Egypt extended its diplomatic efforts Saturday, despite the ongoing violence in Gaza. An Israeli delegation, which had been expected in Cairo, cancelled its visit, amid the fighting. The arrival of a joint Palestinian delegation, announced last week, has also yet to materialize.
At a joint news conference in Cairo, visiting Italian Prime Minister Matteo Renzi and Egyptian President Abdel Fattah al-Sissi voiced support for a quick conclusion to the hostilities between Israel and the Hamas militant group.
Sissi insisted that there is “no alternative” to the Egyptian peace proposal and that its acceptance at the start of the conflict would have “avoided much bloodshed and loss of life”:
The Egyptian leader said that Egypt's peace plan is "still on the table and capable of solving the conflict" and that efforts have been exerted from the outset with all the parties. He stressed that the proposal was made before Israel began its ground operation and before the loss of many lives.
President Sissi also discussed the deteriorating security situation in neighboring Libya and called on the international community to act to help restore order.
Libya violence increases
He said that as violence intensifies, the international community and Europe, especially, have "moral, humanitarian and security responsibilities" to act. He added that there should be an international strategy to confront the spread of terrorism in the region.
Sissi went on to argue that Egypt's security situation has improved markedly since last year, but that the country remained “at war” as terrorist attacks continue, albeit at a lower level. Mr. Sissi noted that Egypt is facing a growing threat from its border with Libya, due to the “absence of security forces on the Libyan side.”
Well-known military analyst and retired General Sameh Seif el-Yazal tells VOA that "1000 militias and military groups are active in Libya" making it extremely difficult to stabilize and that many of them are funded and have ties to "outside countries and their intelligence services." Egypt's 1049 kilometer border with Libya, he points out, is "controlled by three main groups, two of which are close to the Muslim Brotherhood and one of which has ties to al Qaida."

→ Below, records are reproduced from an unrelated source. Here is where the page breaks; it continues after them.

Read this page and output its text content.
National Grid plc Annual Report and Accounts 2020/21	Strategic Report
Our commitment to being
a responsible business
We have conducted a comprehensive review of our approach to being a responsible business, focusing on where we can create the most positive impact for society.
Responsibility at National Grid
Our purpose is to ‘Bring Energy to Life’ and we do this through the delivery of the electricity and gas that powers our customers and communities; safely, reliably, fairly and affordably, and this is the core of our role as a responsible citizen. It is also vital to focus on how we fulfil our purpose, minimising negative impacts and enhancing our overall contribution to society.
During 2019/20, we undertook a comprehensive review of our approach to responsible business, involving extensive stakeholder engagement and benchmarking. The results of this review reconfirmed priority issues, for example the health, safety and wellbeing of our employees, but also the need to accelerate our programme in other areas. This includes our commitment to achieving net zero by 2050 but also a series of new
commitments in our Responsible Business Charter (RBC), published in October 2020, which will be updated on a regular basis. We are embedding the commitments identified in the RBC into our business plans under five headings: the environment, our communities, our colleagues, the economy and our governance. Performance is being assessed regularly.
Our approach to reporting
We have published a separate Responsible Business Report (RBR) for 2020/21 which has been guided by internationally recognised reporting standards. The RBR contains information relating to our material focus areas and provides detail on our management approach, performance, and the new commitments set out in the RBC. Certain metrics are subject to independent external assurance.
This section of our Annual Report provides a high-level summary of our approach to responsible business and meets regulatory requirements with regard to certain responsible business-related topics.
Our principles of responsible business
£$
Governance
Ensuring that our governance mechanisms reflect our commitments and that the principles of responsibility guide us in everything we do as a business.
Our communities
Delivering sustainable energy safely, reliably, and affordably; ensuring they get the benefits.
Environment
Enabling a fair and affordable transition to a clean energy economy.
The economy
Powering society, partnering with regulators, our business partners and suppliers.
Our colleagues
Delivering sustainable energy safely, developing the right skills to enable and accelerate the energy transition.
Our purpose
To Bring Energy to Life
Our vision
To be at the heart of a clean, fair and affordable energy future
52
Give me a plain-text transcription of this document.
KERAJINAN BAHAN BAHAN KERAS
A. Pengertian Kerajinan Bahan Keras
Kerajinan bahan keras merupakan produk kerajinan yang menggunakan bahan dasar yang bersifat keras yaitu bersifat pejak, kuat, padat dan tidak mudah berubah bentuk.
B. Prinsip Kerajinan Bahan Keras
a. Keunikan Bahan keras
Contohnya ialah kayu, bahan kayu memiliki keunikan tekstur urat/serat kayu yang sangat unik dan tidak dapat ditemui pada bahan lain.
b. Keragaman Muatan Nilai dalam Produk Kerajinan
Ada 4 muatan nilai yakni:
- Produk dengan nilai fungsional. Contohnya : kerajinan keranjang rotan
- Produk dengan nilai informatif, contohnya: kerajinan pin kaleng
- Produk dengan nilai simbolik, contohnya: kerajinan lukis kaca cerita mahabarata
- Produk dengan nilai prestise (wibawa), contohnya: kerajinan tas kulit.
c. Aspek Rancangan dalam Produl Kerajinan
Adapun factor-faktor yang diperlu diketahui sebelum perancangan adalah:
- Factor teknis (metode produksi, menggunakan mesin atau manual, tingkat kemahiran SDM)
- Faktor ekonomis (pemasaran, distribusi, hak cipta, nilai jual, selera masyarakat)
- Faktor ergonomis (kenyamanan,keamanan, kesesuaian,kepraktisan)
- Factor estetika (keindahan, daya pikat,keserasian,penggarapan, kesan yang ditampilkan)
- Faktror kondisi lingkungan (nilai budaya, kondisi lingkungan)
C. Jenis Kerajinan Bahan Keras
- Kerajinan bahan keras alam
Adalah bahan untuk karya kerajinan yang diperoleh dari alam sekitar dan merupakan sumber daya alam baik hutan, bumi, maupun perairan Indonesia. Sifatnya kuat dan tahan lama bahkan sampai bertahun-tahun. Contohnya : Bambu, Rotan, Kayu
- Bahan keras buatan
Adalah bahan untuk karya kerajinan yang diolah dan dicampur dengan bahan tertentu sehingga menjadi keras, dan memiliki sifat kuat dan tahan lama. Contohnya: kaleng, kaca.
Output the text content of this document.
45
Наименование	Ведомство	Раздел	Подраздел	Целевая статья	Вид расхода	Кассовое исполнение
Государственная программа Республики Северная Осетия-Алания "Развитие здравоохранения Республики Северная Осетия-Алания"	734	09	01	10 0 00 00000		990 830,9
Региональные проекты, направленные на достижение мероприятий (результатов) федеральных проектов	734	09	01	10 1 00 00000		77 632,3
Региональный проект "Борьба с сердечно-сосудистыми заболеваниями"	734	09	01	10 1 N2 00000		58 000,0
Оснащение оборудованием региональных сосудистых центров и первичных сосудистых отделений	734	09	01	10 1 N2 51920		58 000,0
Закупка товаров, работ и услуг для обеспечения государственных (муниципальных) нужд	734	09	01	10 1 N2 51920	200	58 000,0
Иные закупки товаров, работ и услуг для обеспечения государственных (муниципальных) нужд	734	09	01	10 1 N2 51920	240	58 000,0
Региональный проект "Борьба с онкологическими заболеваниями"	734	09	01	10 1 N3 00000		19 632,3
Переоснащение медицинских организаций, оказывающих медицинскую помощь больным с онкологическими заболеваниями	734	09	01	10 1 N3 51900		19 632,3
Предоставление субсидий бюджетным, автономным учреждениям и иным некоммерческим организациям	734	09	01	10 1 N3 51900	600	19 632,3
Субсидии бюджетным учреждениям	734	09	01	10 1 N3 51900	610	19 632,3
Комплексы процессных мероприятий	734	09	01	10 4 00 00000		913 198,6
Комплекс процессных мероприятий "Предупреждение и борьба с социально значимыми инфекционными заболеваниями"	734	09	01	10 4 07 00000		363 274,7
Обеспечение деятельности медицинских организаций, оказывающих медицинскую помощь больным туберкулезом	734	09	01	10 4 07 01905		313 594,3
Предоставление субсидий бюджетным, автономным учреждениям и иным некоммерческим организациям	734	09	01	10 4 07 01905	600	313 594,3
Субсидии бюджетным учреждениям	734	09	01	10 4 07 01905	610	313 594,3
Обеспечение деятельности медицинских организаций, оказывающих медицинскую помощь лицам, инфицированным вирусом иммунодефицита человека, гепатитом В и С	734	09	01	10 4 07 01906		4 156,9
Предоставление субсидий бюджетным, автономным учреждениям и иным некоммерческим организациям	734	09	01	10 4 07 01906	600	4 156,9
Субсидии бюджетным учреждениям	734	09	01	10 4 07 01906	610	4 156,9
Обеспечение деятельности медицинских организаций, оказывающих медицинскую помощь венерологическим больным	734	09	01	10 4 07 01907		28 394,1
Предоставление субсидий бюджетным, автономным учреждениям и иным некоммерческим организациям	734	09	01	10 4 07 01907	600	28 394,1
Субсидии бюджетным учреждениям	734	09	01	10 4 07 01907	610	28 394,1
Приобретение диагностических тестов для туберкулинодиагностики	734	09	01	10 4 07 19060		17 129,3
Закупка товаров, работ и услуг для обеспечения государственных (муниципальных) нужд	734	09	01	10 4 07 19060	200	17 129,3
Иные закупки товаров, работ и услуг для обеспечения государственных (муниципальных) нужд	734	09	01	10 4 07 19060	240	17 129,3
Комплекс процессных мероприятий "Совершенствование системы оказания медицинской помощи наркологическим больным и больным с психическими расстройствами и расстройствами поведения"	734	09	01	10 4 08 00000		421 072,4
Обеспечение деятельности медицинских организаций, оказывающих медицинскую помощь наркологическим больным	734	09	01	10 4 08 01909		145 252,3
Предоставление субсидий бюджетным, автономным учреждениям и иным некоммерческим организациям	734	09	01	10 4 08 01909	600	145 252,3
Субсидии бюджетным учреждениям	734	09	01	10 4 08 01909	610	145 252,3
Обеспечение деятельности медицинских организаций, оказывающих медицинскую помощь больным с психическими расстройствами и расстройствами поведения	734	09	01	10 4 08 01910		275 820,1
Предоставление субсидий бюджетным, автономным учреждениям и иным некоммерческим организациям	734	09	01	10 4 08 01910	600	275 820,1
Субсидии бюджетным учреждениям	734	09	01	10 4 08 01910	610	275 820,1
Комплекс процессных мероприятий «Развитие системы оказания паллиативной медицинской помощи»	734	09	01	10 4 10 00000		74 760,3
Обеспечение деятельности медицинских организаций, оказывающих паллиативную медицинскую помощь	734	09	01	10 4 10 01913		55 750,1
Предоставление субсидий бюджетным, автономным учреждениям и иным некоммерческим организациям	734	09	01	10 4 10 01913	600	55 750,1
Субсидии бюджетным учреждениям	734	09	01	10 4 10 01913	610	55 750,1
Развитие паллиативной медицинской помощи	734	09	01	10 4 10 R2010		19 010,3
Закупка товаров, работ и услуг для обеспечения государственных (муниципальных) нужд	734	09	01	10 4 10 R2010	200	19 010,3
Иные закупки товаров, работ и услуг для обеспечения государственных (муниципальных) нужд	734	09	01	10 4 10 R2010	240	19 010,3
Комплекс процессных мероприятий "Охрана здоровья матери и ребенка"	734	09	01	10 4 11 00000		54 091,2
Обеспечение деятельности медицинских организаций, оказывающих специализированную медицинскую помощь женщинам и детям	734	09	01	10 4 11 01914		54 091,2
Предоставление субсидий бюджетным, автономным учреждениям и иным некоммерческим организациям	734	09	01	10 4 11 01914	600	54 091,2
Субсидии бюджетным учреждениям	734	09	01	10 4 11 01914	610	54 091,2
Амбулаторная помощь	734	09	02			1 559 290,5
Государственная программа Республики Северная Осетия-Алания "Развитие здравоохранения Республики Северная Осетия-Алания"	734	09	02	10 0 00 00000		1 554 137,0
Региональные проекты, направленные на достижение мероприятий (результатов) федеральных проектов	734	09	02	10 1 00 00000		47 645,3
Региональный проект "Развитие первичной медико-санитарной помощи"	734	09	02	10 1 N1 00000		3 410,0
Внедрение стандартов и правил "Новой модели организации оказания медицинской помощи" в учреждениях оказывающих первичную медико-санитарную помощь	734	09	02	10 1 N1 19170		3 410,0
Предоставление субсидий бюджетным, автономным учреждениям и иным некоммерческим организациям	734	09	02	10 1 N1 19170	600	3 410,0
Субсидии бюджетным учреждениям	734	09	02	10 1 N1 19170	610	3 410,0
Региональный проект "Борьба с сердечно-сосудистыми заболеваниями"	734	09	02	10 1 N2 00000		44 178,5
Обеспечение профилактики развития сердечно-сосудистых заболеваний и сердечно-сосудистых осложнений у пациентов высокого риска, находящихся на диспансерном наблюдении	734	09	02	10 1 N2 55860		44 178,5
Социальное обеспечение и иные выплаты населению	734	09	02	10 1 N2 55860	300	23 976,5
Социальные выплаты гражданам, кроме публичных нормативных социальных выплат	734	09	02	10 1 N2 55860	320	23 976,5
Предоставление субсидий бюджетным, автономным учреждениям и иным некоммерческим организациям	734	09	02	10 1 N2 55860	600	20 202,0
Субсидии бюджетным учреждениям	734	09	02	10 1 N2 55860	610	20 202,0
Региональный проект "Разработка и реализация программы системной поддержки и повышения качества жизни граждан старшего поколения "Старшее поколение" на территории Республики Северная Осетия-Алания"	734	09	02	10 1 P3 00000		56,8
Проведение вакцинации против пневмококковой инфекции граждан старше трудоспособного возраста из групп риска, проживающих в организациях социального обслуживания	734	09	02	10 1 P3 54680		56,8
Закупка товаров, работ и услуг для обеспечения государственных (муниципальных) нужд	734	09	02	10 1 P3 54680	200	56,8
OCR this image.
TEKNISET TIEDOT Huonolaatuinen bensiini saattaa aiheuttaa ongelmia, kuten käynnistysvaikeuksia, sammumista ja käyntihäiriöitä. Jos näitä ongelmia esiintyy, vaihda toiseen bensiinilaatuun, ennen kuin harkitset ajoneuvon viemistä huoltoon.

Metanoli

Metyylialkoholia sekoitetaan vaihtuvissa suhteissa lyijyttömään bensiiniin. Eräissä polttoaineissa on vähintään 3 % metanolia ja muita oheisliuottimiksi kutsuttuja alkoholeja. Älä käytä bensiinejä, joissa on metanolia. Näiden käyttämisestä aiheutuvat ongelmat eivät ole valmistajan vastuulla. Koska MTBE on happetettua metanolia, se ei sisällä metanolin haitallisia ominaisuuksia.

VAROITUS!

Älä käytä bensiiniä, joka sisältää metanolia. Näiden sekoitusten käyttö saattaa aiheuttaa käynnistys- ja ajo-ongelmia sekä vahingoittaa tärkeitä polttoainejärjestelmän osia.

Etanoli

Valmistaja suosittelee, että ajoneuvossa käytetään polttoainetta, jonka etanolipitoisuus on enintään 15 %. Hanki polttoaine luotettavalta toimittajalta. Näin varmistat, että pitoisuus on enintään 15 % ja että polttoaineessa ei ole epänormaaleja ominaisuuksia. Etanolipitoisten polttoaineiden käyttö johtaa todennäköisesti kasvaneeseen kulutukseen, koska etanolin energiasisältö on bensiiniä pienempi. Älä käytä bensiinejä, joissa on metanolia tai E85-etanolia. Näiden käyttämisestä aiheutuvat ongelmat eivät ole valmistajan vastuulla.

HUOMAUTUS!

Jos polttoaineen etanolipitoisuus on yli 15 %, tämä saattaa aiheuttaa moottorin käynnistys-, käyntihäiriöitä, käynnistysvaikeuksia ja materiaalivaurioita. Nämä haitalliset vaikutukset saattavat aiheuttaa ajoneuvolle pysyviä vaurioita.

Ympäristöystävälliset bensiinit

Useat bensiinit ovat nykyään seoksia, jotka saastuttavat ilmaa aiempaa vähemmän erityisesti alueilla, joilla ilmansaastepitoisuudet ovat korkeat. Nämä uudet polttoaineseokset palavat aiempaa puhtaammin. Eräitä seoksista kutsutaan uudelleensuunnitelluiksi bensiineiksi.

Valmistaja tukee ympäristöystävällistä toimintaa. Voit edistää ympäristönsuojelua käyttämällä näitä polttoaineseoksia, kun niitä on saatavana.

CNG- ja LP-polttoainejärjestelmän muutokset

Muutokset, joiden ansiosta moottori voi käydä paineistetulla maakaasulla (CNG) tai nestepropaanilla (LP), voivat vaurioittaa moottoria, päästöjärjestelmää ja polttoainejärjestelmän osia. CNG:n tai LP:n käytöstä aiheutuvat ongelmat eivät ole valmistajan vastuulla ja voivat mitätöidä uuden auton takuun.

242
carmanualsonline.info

Seif el-Yazal adds that the Ansar al-Sharia group, which is trying to control Benghazi, is "extremely fanatic... and believes in aggression and killing people." He worries that the group may "in the coming weeks or months form the core of a Libyan version of ISIL," the extremist Islamic group active in Iraq and Syria. Al-Arabiya TV reported that Ansar al-Sharia proclaimed an Islamic Emirate in Benghazi several days ago.
Ansar al-Sharia militants captured a Libyan Army base inside Benghazi earlier this week, forcing troops loyal to retired Army Chief of Staff Khalifa Hafter to retreat. It is not yet clear how badly Hafter's forces have been defeated, but a government security compound was also attacked and set ablaze several times, before much of the structure collapsed.
Meanwhile, Libya's newly elected parliament met for discussions in the eastern city of Tobruk Saturday, postponing its formal inaugural session until Monday. The body's interim speaker, Abu Bakr al-Baiera urged Libyans to “unite” to confront the terrorist threat facing the country:
He said that parliament should unite the nation and put an end to what divides Libyans. He goes on to say that the difficult security situation had prevented some MPs from attending Saturday's session, prompting deliberations to be postponed until Monday.
In other developments, Libyan TV reported that rival militias resumed fighting in the capital, Tripoli, near a fuel depot, which had burned out of control for several days before firefighters finally were able to put it out. The TV report indicated that a mortar round had set part of the depot on fire yet again.